Yours, Mine and Ours
This is one story I am so embarrassed to tell. But I will tell anyway since this is my blog and nobody can stop me.
I am already beginning to feel very empowered. Don't know whether that is a good thing. I hope I will not be my own victim. You know -- power corrupts, absolute power corrupts absolutely.
You do see that around, don't you? But, this is the blog world. How powerful can you get?
More apt is -- how influential can you get?
I suppose you will know when the people you irritate, anger and irk start squirming and use their "power" to get at you.
But, I am digressing as usual. Can't help it. Thinking about Jeff Ooi, Rocky and Shieh. "Big" and "powerful" people gunning for them.
Funny. On one hand, these very same people have been pooh-poohing bloggers. On the other, they wanna kill these little powerless people call bloggers.
Now, back to my embarrassing story.
Up until 2003, I was not a registered voter. I never felt embarrassed then. I felt that as a journalist I had to be impartial, neutral. So, I decided, for a very long time (way way too long, I think) to stay away from making a choice, a decision.
It was, of course, such a stupid stand. And I took it to the extreme. Not only was it stupid. It was so irresponsible.
But back then, I did not feel stupid. Neither did I feel irresponsible. I felt that it was the right thing to do, although I knew that I was not exercising my constitutional right. How could that be right, right?
I had been covering general elections (as a reporter) since 1982. Perhaps, that was why. I felt comfortable being on the outside and not casting my vote.
I can go on and on about how stupid I was....until 2003, that is, when I decided, yes, I want to be part of the election process.
I went to the nearest registration station, signed up, and the rest is history.
Early one morning in March, 2004, my sister and I went to Sekolah Sultan Abdul Samad in Petaling Jaya to cast our ballot. We were among the very few early birds there.
I cannot tell you how good I felt after I had cast my vote.
Did I feel that the destiny of this country was in my hands? I sure did.
That feeling still remains even though I have been told over and over again, that no, the destiny of this country is not in my hands. Nor the hands of voters. That it is in the hands of a few people.
I am a very realistic and practical person. I know that right now and right here, I cannot do much to right what is wrong.
The system of political rule in this country is not bad. Of course, of course, I hear you, I hear you. There are some not so good things there.
Maybe right now, the destiny of this country is in the hands of a few people. Maybe, there is nothing you and I can do, right now.

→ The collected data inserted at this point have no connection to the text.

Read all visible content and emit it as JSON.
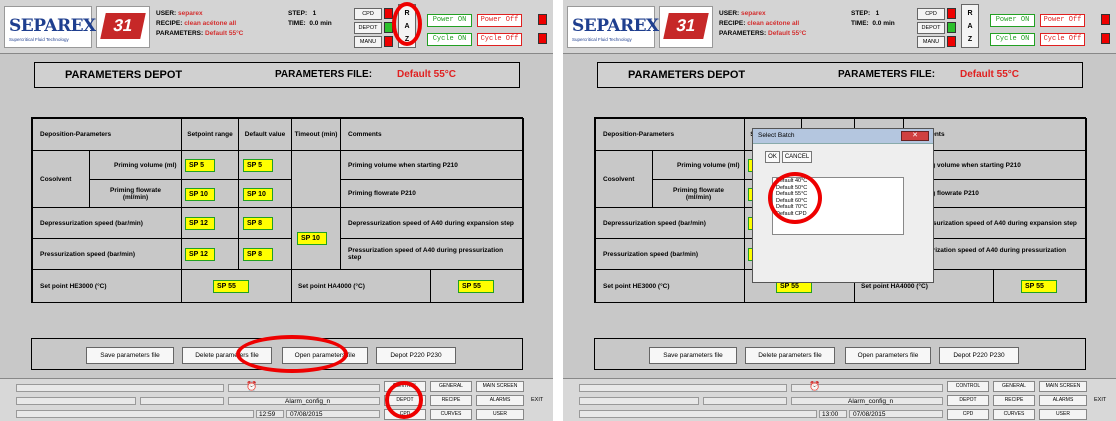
{
  "header": {
    "logo_text": "SEPAREX",
    "logo_tagline": "Supercritical Fluid Technology",
    "logo31_text": "31",
    "user_label": "USER:",
    "user_value": "separex",
    "recipe_label": "RECIPE:",
    "recipe_value": "clean acétone all",
    "parameters_label": "PARAMETERS:",
    "parameters_value": "Default 55°C",
    "step_label": "STEP:",
    "step_value": "1",
    "time_label": "TIME:",
    "time_value": "0.0",
    "time_unit": "min",
    "mode_cpd": "CPD",
    "mode_depot": "DEPOT",
    "mode_manu": "MANU",
    "raz_r": "R",
    "raz_a": "A",
    "raz_z": "Z",
    "power_on": "Power ON",
    "power_off": "Power Off",
    "cycle_on": "Cycle ON",
    "cycle_off": "Cycle Off"
  },
  "title": {
    "main": "PARAMETERS DEPOT",
    "file_label": "PARAMETERS FILE:",
    "file_value": "Default 55°C"
  },
  "table": {
    "headers": {
      "params": "Deposition-Parameters",
      "setpoint": "Setpoint range",
      "default": "Default value",
      "timeout": "Timeout (min)",
      "comments": "Comments"
    },
    "cosolvent": "Cosolvent",
    "rows": {
      "priming_volume": {
        "label": "Priming volume (ml)",
        "sp": "SP 5",
        "def": "SP 5",
        "comment": "Priming volume when starting P210"
      },
      "priming_flowrate": {
        "label": "Priming flowrate (ml/min)",
        "sp": "SP 10",
        "def": "SP 10",
        "comment": "Priming flowrate P210"
      },
      "depress": {
        "label": "Depressurization speed (bar/min)",
        "sp": "SP 12",
        "def": "SP 8",
        "comment": "Depressurization speed of A40 during expansion step"
      },
      "press": {
        "label": "Pressurization speed (bar/min)",
        "sp": "SP 12",
        "def": "SP 8",
        "comment": "Pressurization speed of A40 during pressurization step"
      }
    },
    "timeout_sp": "SP 10",
    "he3000": {
      "label": "Set point HE3000 (°C)",
      "sp": "SP 55"
    },
    "ha4000": {
      "label": "Set point HA4000 (°C)",
      "sp": "SP 55"
    }
  },
  "buttons": {
    "save": "Save parameters file",
    "delete": "Delete parameters file",
    "open": "Open parameters file",
    "depot": "Depot P220 P230"
  },
  "status": {
    "alarm_config": "Alarm_config_n",
    "time_left": "12:59",
    "date_left": "07/08/2015",
    "time_right": "13:00",
    "date_right": "07/08/2015",
    "exit": "EXIT"
  },
  "nav": {
    "control": "CONTROL",
    "general": "GENERAL",
    "main_screen": "MAIN SCREEN",
    "depot": "DEPOT",
    "recipe": "RECIPE",
    "alarms": "ALARMS",
    "cpd": "CPD",
    "curves": "CURVES",
    "user": "USER"
  },
  "dialog": {
    "title": "Select Batch",
    "ok": "OK",
    "cancel": "CANCEL",
    "items": [
      "Default 40°C",
      "Default 50°C",
      "Default 55°C",
      "Default 60°C",
      "Default 70°C",
      "Default CPD"
    ]
  }
}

You and I know, all is not lost. You and I know too, that this country we call home, cannot be all that bad.
I am sure glad I did what I did back in 2004.
I like that overwhelming sense of responsibility when I marked the ballot papers -- one for a parliamentary seat, the other, for the state.
Sounds silly sometimes, just talking about it.
But no. Not silly, after all. It is about making a choice for this country. It is yours, remember? And mine.